We often hear requests for private issues or comments. However, for most teams the underlying reasons that private issues sound handy are the very reasons private issues are problematic. We usually hear three reasons teams want private issues:

  1. So that clients don’t unnecessarily see “mistakes”.
  2. To help focus clients by shielding them from technical bits.
  3. To create an internal backchannel.

Let’s dive deeper into how these goals can backfire and harm a project more than they help.

Hiding “Mistakes”

Some teems feel that bugs that they discover internally make them look sloppy or error-prone if viewed by clients and prefer to hide these from clients entirely. However, the idea that presenting a nice clean front will convince the client your team is a flawless machine is like trying to make unicorns out of rhinos.

The more likely outcome is that clients can’t see much of what you’re working on and end up feeling like you aren’t actually working. Or they might think you’re simply ignoring the issues that they’ve reported. If your highest priority work is all in private issues the client is cut off from the development process and will never get the bigger picture view. This can lead to a variety of communication and expectation problems.

Remember that the work isn’t about your image, it’s about the client and what they want. Assuming you’re ultimately doing quality work, your image isn’t going to suffer just because you’re doing that work in front of the client, warts and all. Rhinos have one huge evolutionary advantage over unicorns – they’re real.

Keeping issues private to protect your image ends up skewing expectations the wrong way and can easily end up doing far more damage to your reputation with the client than showing them a few more bugs in the software you’re developing.

Shielding Clients from Technical Bits

Another reason some teams want private issues is related, but slightly different–they want to shield the client from the technical stuff so they don’t get distracted from the bigger picture.

This is indeed tempting, especially with the sort of client that likes to be involved in every step of the development process whether their input is needed or not. It’s tempting, when faced with this sort of client, to resort to using private issues as a way of avoiding conflict or confusion.

However, as noted above, using private issues to make your development process partly or wholly opaque to the client is just as likely to make your client want to step in and micromanage as it is to prevent them from being able to do so.

The problem is that you’re trying to solve a human problem with software, and that’s never going to work.
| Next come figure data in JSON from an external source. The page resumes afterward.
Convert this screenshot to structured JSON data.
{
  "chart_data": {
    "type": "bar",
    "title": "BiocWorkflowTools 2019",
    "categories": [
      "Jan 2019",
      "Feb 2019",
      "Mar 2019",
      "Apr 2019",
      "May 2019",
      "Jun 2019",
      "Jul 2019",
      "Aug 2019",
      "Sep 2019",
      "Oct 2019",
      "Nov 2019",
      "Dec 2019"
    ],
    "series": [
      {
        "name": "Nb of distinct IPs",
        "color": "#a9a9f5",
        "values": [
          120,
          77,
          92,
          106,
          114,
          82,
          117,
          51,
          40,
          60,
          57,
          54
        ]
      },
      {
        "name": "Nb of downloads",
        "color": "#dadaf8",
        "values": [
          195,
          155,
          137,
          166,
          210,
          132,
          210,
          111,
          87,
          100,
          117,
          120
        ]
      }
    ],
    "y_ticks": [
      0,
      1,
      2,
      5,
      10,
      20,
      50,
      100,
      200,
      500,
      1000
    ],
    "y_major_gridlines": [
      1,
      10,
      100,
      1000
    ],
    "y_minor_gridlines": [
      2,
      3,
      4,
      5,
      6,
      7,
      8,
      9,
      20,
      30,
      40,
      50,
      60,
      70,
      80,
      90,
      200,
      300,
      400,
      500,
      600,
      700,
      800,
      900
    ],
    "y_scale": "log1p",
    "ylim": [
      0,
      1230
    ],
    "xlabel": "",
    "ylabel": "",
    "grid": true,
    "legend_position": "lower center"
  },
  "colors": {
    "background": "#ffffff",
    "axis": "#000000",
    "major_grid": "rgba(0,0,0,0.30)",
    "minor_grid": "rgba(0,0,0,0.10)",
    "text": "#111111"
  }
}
If your client is “in the way” then it’s best to help them understand what they’re doing and how they can do it better. If they’re not participating because issue tracking feels too technical, then a better solution is to invest time in helping your clients understand issue tracking.

Even with clients that don’t micromanage it can be tempting to use private issue to shield the client from technical details you don’t want to explain. But clients don’t have to (and aren’t interested in) digging into things not assigned to or related to them. People are great at tuning things out and they will if you give them the chance.

An Internal Backchannel

The third purpose that we’ve seen driving requests for private issues is that they serve as a kind of internal backchannel, a place your developers can discuss things without worrying that the client is watching. This is the most potentially disastrous way to use private issues. If the history of the internet has taught us anything it’s that “private” is rarely actually private.

Backchannels backfire. Private conversations end up public. Clients get to see what your developers are saying in private and the results are often ugly. Backchannels also undermine a sense of collaboration by creating an environment in which not all speech is equal. The client has no say in the backchannel and never gets a chance to contribute to that portion of the project. This further creates a divide or an Us. vs. Them mentality. Even if private conversations are never accidentally made public, it can undermine the collaborative spirit of projects.

It’s important to involve clients in the big picture and let them get as involved as they want to be. Private issues subvert this from the outset by setting up an us vs. them mentality that percolates out into other areas of development as well. The real challenge is not keeping clients separate, but getting them involved, and setting up fences and other tactics to prevent them from being fully integrated into the project hinders collaboration and produces sub-par work.